Guatemala, in Brief: The Huehuetenango-based crime ring Los Huistas is trafficking cocaine produced by Colombian FARC dissidents for the Jalisco New Generation Cartel through the turf of its rival, the Sinaloa Cartel. The arrests of colluding Guatemalan military officers and the Huistas’ family ties to legislators beg the question of just how far the drug trade has penetrated the government and politics.
Playing Two Hands
There’s an eerily familiar tale playing out on Guatemala’s ever-changing organized crime map.
The Jalisco New Generation Cartel (CJNG) is working with Guatemala’s Los Huistas crime group to traffic cocaine from the Second Marquetalia, a militia that split from the Colombian FARC after the 2016 Peace Accords. CJNG is moving its product in territory long-held, seemingly paradoxically, by the rivaling Sinaloa Cartel, reports El Faro’s Julie López.
CJNG has been active in Mexico for years, notes López, but their loud incursion into the Guatemalan department of Huehuetenango in June 2021 drew comparisons to the entrance of the Zetas in the country a decade before. If you’ve read the book A History of Violence by El Faro’s editor-in-chief Óscar Martínez, you may recall his vivid depiction of the Mexican ex-commandos’ takeover in the 2011 chronicle, Guatemala Is Spelled With a Z.
“If granted the oft-repeated phrase that, in terms of drugs, Mexico is the backyard of the United States, then Central America is that of Mexico,” wrote Martínez. “It’s a littered and overgrown backyard, connected to Mexico by a single door. The Guatemalan border would be the closest thing to that door.”
Guatemala’s former minister of governance tells López that the drug trade is now evolving into one where rivals CJNG and Sinaloa can lean on the same middleman, Los Huistas: “It’s a cooperative manner of doing business. It’s no longer a single-group operation, but a cluster of people with similar interests.”
Political Ties
The arrests by Guatemalan authorities of strategically-situated military officers colluding with the CJNG make it increasingly clear that the cartel has a foothold in the armed forces. And a major question-mark is the influence of their Guatemalan partners, Los Huistas, in the Guatemalan legislature: the public prosecutor’s office identified the brother of Congresswoman Sofía Hernández Herrera, first vice-president of Congress last year, as a member of the Huistas. He was killed in January 2021.
It’s not the only instance. Aler Samayoa Recinos, identified as the head of the Huistas, has a daughter, a son-in-law, and his mother-in-law serving as Guatemala’s representatives to the Central American Parliament since 2020.

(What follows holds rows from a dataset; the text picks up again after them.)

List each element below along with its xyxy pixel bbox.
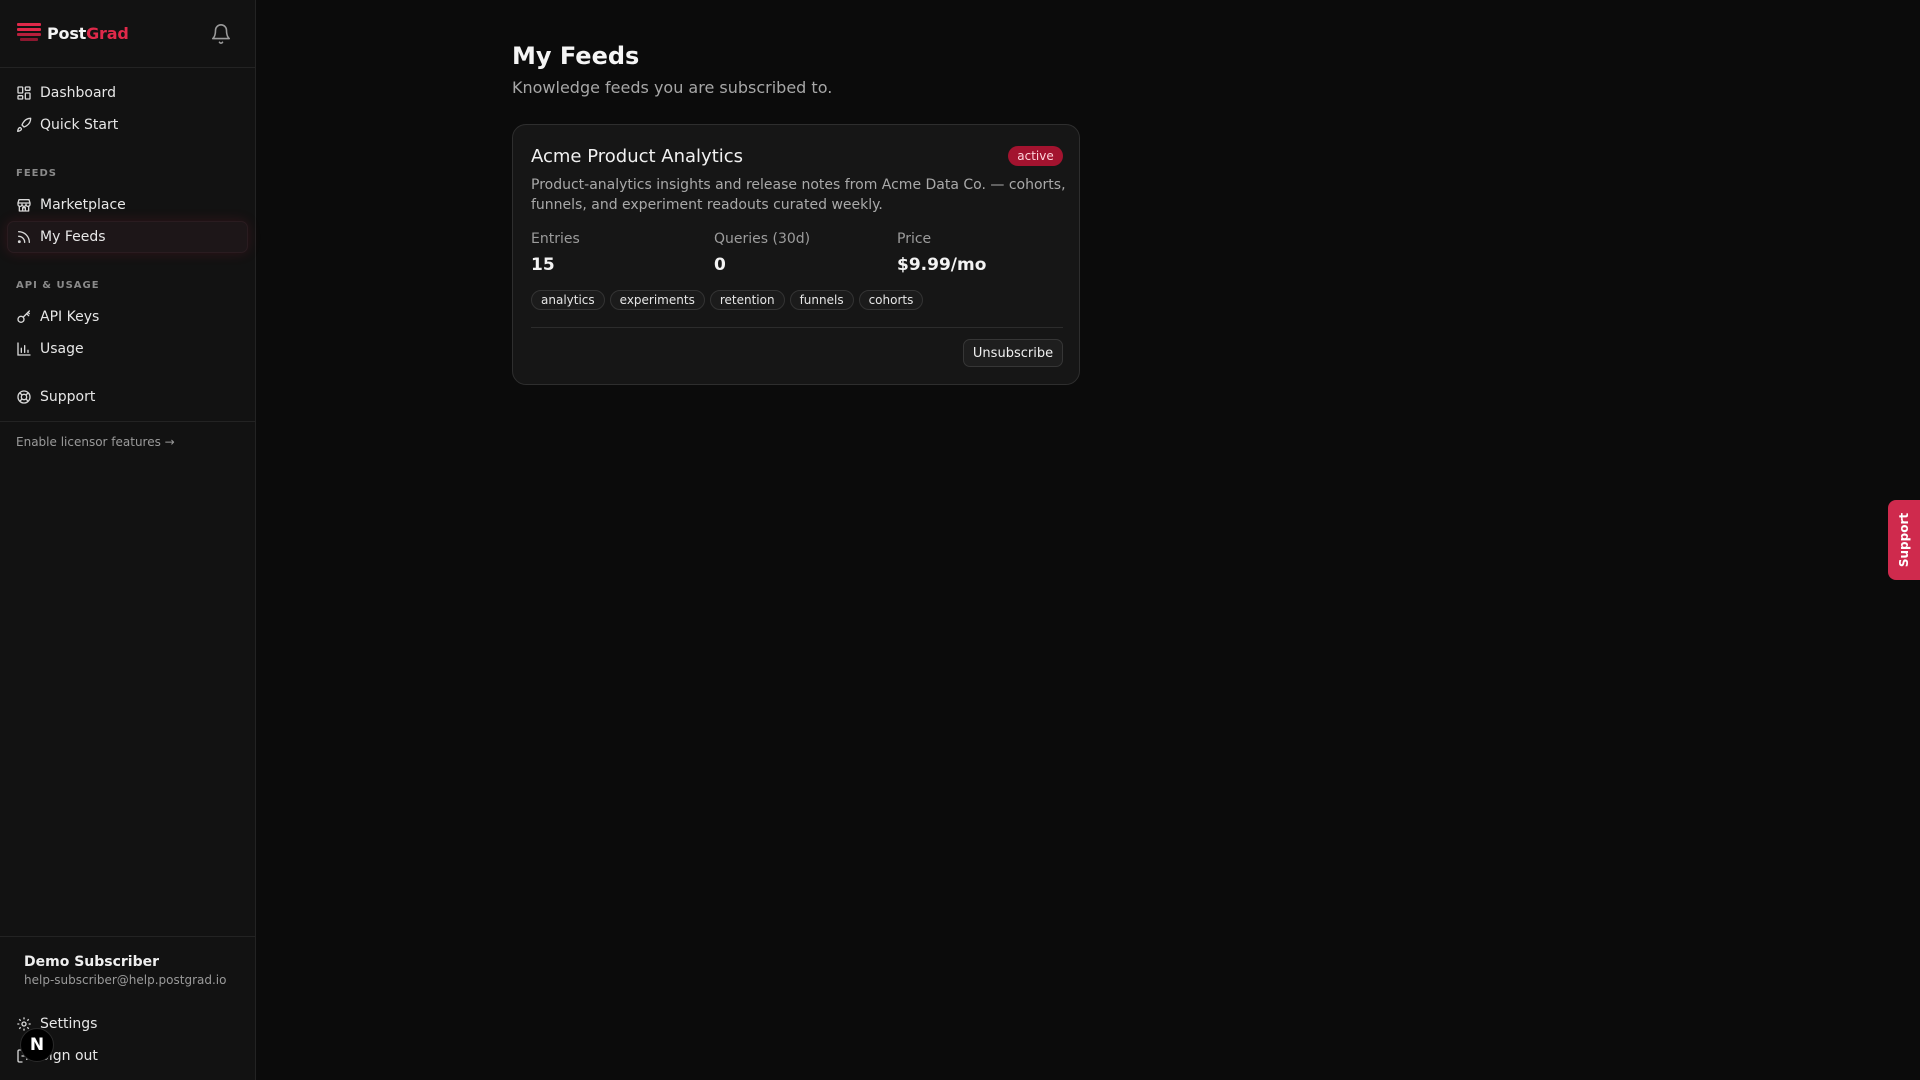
unsubscribe-button[interactable]: Unsubscribe [963, 339, 1063, 367]
tag: analytics [531, 290, 605, 310]
dashboard-icon [17, 86, 31, 100]
brand-name-accent: Grad [86, 24, 129, 43]
store-icon [17, 199, 31, 212]
sidebar-divider [0, 421, 255, 422]
tag-list: analytics experiments retention funnels … [531, 290, 924, 310]
tag: cohorts [858, 290, 924, 310]
sidebar-item-label: Dashboard [40, 85, 116, 101]
tag: experiments [609, 290, 705, 310]
support-tab[interactable]: Support [1888, 500, 1920, 580]
sidebar-divider [0, 936, 255, 937]
sidebar-item-dashboard[interactable]: Dashboard [8, 78, 247, 108]
sidebar-item-quick-start[interactable]: Quick Start [8, 110, 247, 140]
sidebar-item-support[interactable]: Support [8, 382, 247, 412]
stat-value: $9.99/mo [897, 255, 987, 275]
brand-name[interactable]: PostGrad [47, 24, 129, 43]
feed-title[interactable]: Acme Product Analytics [531, 146, 743, 167]
tag: funnels [789, 290, 854, 310]
page-title: My Feeds [512, 42, 640, 70]
app: PostGrad Dashboard Quick Start FEEDS Mar… [0, 0, 1920, 1080]
sidebar-item-label: Quick Start [40, 117, 119, 133]
lifebuoy-icon [17, 390, 31, 404]
sidebar-item-label: My Feeds [40, 229, 106, 245]
sidebar-item-usage[interactable]: Usage [8, 334, 247, 364]
user-email: help-subscriber@help.postgrad.io [24, 973, 227, 987]
section-label-api-usage: API & USAGE [16, 280, 100, 291]
stat-label: Entries [531, 231, 580, 247]
sidebar-item-marketplace[interactable]: Marketplace [8, 190, 247, 220]
postgrad-logo-icon [17, 23, 41, 41]
bar-chart-icon [17, 342, 31, 356]
sidebar-item-label: Usage [40, 341, 84, 357]
key-icon [17, 310, 30, 323]
feed-description: Product-analytics insights and release n… [531, 177, 1066, 213]
section-label-feeds: FEEDS [16, 168, 57, 179]
status-badge: active [1008, 146, 1063, 166]
tag: retention [709, 290, 785, 310]
card-divider [531, 327, 1063, 328]
user-name: Demo Subscriber [24, 954, 160, 970]
stat-entries: Entries 15 [531, 231, 580, 275]
sidebar-item-api-keys[interactable]: API Keys [8, 302, 247, 332]
sidebar-item-label: API Keys [40, 309, 100, 325]
support-tab-label: Support [1897, 512, 1912, 568]
sidebar-item-label: Marketplace [40, 197, 126, 213]
brand-name-primary: Post [47, 24, 87, 43]
stat-value: 15 [531, 255, 555, 275]
stat-price: Price $9.99/mo [897, 231, 986, 275]
rocket-icon [17, 117, 32, 132]
sidebar-item-label: Settings [40, 1016, 98, 1032]
sidebar: PostGrad Dashboard Quick Start FEEDS Mar… [0, 0, 256, 1080]
stat-value: 0 [714, 255, 726, 275]
stat-label: Price [897, 231, 932, 247]
rss-icon [17, 231, 30, 244]
stat-label: Queries (30d) [714, 231, 811, 247]
enable-licensor-link[interactable]: Enable licensor features → [16, 435, 175, 449]
page-subtitle: Knowledge feeds you are subscribed to. [512, 78, 833, 97]
sidebar-item-label: Support [40, 389, 96, 405]
feed-card: Acme Product Analytics active Product-an… [512, 124, 1080, 385]
stat-queries: Queries (30d) 0 [714, 231, 810, 275]
bell-icon[interactable] [210, 23, 232, 45]
sidebar-item-my-feeds[interactable]: My Feeds [8, 222, 247, 252]
brand-row: PostGrad [0, 0, 255, 68]
n-badge[interactable]: N [20, 1028, 54, 1062]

These family affairs present a paradox, given that one of President Alejandro Giammattei’s key assets with Washington Republicans as he fends off major corruption probes is his willingness to align himself rhetorically with the war on drugs, to publicize major cocaine busts, and extradite dozens of traffickers.
Read López’s report or listen to it, in her voice, in El Faro English Audio. Time will tell whether the country will be rewritten with a gruesome ‘J’.